As Piotr arrives at Miroslaw’s jail cell for their final meeting, we know that Piotr is dreading the meeting somewhat. Even though he is staunchly opposed to the death penalty, we never had a sense from earlier scenes that he had any real understanding of the person he defended. But now Miroslaw is willing to be vulnerable with him.
He starts by asking about his mother. Piotr says that he saw her, but she didn’t say much, she mostly cried. Miroslaw asks if he can see her again and ask if he can be buried in a funeral plot she owns — and had planned to keep for herself — so he can be buried next to his father.
Miroslaw now talks about how Piotr called out to him from the window as he was taken away, and how moving this was to him, making him tear up. Up until then, he had zoned out during the trial, feeling that everyone was against him. Piotr says there were against what he did, not him, but Miroslaw says it’s the same thing.
A guard interrupts and asks if they are finished. Miroslaw says not yet.

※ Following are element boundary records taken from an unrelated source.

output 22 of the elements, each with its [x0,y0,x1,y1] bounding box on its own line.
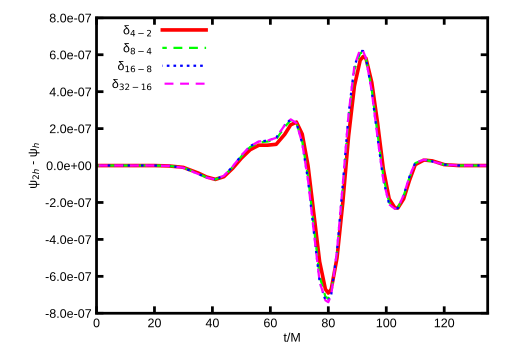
y-tick-label: -2.0e-07 [46,198,92,208]
y-tick-label: 4.0e-07 [50,87,92,96]
legend-label: δ$_{4−2}$ [123,25,152,36]
x-tick-label: 100 [376,318,396,328]
y-tick-label: -8.0e-07 [46,309,92,318]
legend-label: δ$_{32−16}$ [112,78,152,90]
x-tick-label: 40 [206,318,219,328]
y-tick-label: 8.0e-07 [50,14,92,22]
y-tick-label: 2.0e-07 [50,124,92,134]
x-tick-label: 60 [264,318,277,328]
y-tick-label: -4.0e-07 [46,235,92,244]
x-axis-title: t/M [284,332,300,342]
x-tick-label: 80 [322,318,335,328]
x-tick-label: 120 [434,318,454,328]
y-axis-title: ψ$_{2h}$ - ψ$_{h}$ [28,143,40,188]
x-tick-label: 0 [94,318,100,328]
y-tick-label: -6.0e-07 [46,272,92,281]
y-tick-label: 0.0e+00 [46,161,92,170]
x-tick-label: 20 [148,318,161,328]
legend-label: δ$_{16−8}$ [118,61,152,72]
y-tick-label: 6.0e-07 [50,50,92,60]
legend-label: δ$_{8−4}$ [123,43,152,54]
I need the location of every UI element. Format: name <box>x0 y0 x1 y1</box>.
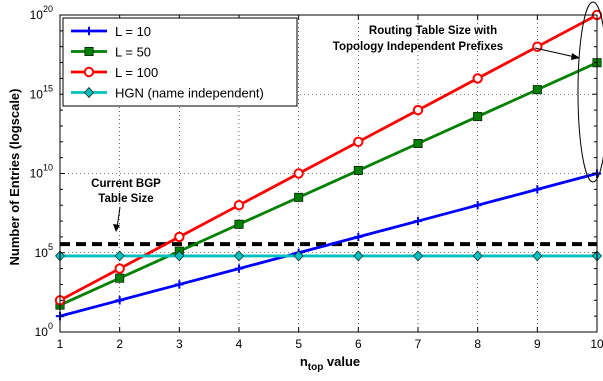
data-point <box>532 250 543 262</box>
legend-item: L = 50 <box>71 45 151 60</box>
data-point <box>115 296 124 305</box>
data-point <box>413 216 423 226</box>
bgp-annotation-line2: Table Size <box>98 193 153 205</box>
data-point <box>293 168 304 179</box>
x-tick-label: 2 <box>116 337 123 351</box>
x-tick-label: 6 <box>355 337 362 351</box>
series-1 <box>55 169 602 321</box>
data-point <box>233 200 245 211</box>
data-point <box>175 280 184 289</box>
series-line <box>59 61 598 307</box>
legend: L = 10 L = 50 L = 100 HGN (name independent… <box>62 17 298 107</box>
data-point <box>413 250 423 262</box>
routing-annotation-arrow <box>534 47 576 58</box>
legend-label: L = 50 <box>115 45 151 60</box>
data-point <box>354 232 363 242</box>
legend-marker <box>83 66 95 78</box>
data-point <box>412 104 424 116</box>
data-point <box>472 73 483 84</box>
series-3 <box>54 9 603 306</box>
data-point <box>234 250 244 262</box>
data-point <box>473 201 482 210</box>
y-tick-exponent: 20 <box>43 4 53 14</box>
data-point <box>174 250 185 262</box>
series-line <box>59 172 598 318</box>
data-point <box>174 231 185 243</box>
y-tick-label: 105 <box>35 242 53 260</box>
data-point <box>293 250 304 262</box>
y-tick-label: 100 <box>35 321 53 339</box>
series-line <box>59 13 598 302</box>
data-point <box>353 165 363 175</box>
legend-marker <box>84 26 94 36</box>
bgp-annotation-line1: Current BGP <box>91 178 161 190</box>
x-axis-label: ntop value <box>300 354 360 373</box>
y-tick-base: 10 <box>30 87 44 101</box>
series-4 <box>55 250 602 262</box>
x-tick-label: 3 <box>176 337 183 351</box>
x-tick-label: 5 <box>295 337 302 351</box>
y-tick-base: 10 <box>30 8 44 22</box>
x-tick-label: 10 <box>590 337 603 351</box>
y-tick-base: 10 <box>35 325 49 339</box>
data-point <box>473 112 483 122</box>
bgp-annotation-arrowhead <box>113 224 120 232</box>
bgp-annotation: Current BGP Table Size <box>91 178 161 232</box>
legend-item: HGN (name independent) <box>71 86 264 101</box>
routing-annotation-ellipse <box>577 1 603 183</box>
x-tick-label: 1 <box>57 337 64 351</box>
routing-annotation: Routing Table Size with Topology Indepen… <box>333 1 603 183</box>
legend-label: HGN (name independent) <box>115 86 264 101</box>
x-tick-label: 8 <box>474 337 481 351</box>
data-point <box>533 185 542 194</box>
data-point <box>353 250 364 262</box>
routing-annotation-line1: Routing Table Size with <box>369 25 497 37</box>
bgp-annotation-arrow <box>116 206 121 229</box>
y-tick-base: 10 <box>35 246 49 260</box>
data-point <box>472 250 483 262</box>
legend-marker <box>84 46 94 56</box>
x-tick-label: 7 <box>415 337 422 351</box>
x-axis-label-subscript: top <box>308 362 324 373</box>
legend-label: L = 100 <box>115 65 158 80</box>
x-axis-label-main: n <box>300 354 308 369</box>
y-tick-base: 10 <box>30 167 44 181</box>
legend-item: L = 100 <box>71 65 158 80</box>
data-point <box>234 219 244 229</box>
data-point <box>114 263 125 274</box>
y-tick-exponent: 10 <box>43 163 53 173</box>
legend-label: L = 10 <box>115 24 151 39</box>
x-axis-label-rest: value <box>323 354 360 369</box>
y-tick-exponent: 15 <box>43 83 53 93</box>
grid <box>60 15 597 332</box>
legend-marker <box>84 87 94 98</box>
y-tick-exponent: 0 <box>48 321 53 331</box>
data-point <box>114 250 125 262</box>
data-point <box>115 273 125 283</box>
data-point <box>353 136 364 148</box>
x-tick-label: 4 <box>236 337 243 351</box>
y-tick-label: 1010 <box>30 163 53 181</box>
routing-annotation-line2: Topology Independent Prefixes <box>333 41 503 53</box>
data-point <box>413 138 423 148</box>
data-point <box>532 85 542 95</box>
y-axis-label: Number of Entries (logscale) <box>7 89 22 266</box>
y-tick-exponent: 5 <box>48 242 53 252</box>
x-axis-ticks: 1 2 3 4 5 6 7 8 9 10 <box>57 15 603 351</box>
data-point <box>294 192 304 202</box>
legend-item: L = 10 <box>71 24 151 39</box>
y-tick-label: 1020 <box>30 4 53 22</box>
y-tick-label: 1015 <box>30 83 53 101</box>
routing-annotation-arrowhead <box>571 53 580 60</box>
x-tick-label: 9 <box>534 337 541 351</box>
data-point <box>234 264 244 273</box>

As the story continues, we are back to the funeral plot, and Miroslaw provides another detail — that his sister Marysia is buried there as well. He talks about how she was in sixth grade when she died, just 12 years old. Then he recalls the tragic circumstance of her death. Miroslaw and a friend were drinking that day, some wine and vodka, and then they decided to drunk drive a tractor. Miroslaw says his friend was driving the tractor when it accidentally ran over his sister, killing her.
When I was seven years old, my family lived across the road from a farm in semi-rural New Jersey. There were twin brothers who lived on that farm, the Cronces, and one Saturday afternoon, the teenaged boys when out pheasant hunting. One brother, Ted, accidentally shot and killed his twin brother Tommy. I have always despised guns since hearing that news in my youth. I wonder how Ted has gotten along in life, having killed his twin in such a horrible circumstance.

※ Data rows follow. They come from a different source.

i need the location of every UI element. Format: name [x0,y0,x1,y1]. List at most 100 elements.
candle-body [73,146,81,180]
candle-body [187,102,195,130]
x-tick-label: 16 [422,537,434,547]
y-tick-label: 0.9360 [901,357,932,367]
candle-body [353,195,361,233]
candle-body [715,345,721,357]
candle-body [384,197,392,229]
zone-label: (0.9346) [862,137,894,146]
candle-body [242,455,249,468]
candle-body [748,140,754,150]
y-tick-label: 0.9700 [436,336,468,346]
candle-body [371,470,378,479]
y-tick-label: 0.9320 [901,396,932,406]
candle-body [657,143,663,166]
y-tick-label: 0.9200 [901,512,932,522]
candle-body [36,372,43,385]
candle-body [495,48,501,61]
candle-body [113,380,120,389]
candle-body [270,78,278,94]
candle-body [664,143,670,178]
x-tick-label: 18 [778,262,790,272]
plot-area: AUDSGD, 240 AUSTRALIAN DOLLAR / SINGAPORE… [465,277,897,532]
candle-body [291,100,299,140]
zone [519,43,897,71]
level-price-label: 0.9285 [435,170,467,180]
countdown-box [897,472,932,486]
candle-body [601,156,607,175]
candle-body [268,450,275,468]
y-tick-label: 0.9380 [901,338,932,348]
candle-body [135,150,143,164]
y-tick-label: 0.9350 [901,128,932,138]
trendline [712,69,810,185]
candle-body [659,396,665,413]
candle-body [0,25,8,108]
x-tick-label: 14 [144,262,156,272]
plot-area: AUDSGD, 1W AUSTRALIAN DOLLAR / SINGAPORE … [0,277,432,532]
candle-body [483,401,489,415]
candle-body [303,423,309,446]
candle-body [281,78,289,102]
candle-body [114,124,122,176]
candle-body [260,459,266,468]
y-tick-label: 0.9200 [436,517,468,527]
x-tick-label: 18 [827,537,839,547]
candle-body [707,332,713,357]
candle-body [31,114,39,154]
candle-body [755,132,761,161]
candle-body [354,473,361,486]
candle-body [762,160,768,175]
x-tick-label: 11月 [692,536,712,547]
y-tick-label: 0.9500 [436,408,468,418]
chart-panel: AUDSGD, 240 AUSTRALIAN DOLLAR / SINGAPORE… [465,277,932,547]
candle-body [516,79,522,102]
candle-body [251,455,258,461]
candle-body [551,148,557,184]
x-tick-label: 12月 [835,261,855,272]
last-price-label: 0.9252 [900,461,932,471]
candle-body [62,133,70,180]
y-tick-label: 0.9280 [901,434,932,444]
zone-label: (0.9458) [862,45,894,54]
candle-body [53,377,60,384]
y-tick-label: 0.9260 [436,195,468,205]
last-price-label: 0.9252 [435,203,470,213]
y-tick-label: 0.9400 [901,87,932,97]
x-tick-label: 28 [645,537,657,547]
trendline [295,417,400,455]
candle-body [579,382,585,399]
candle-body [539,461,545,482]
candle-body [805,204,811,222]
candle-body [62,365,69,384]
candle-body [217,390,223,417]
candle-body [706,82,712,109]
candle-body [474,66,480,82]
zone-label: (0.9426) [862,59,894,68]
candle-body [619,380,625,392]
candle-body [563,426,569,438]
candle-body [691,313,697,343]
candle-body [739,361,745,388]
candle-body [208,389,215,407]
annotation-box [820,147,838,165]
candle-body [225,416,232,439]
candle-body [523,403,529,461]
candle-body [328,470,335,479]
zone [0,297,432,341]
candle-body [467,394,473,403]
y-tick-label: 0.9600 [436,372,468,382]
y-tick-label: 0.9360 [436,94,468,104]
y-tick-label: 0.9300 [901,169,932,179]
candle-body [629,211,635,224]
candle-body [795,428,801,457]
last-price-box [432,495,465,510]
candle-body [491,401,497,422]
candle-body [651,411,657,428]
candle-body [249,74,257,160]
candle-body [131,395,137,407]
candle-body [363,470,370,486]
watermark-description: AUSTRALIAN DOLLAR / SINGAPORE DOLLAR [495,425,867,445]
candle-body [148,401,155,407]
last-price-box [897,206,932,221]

Miroslaw tells Piotr that since he’s been in prison, he’s thought a lot about Marysia and wonders how his life would be different if she’d lived. While he has three brothers, she was his only sister. He was her favorite and she has his. Had he lived, Miroslaw said, he likely never would have left home, none of this would have happened. This is a regular theme in Kieslowski’s work, how random acts end up creating a causal chain of events beyond our control.
The guard interrupts one more time and says the prosecutor wants to know if Piotr is finished. Piotr tells the guard to respond that he will never be finished.
But despite these heroic words, Piotr knows that he is powerless to stop what is coming. The melodramatic apparatus of life must be validated. The villain must be punished, if for no other reason that to preserve the illusion that we all have free will and by submitting to the state and the law, we are allowed to preserve our lives.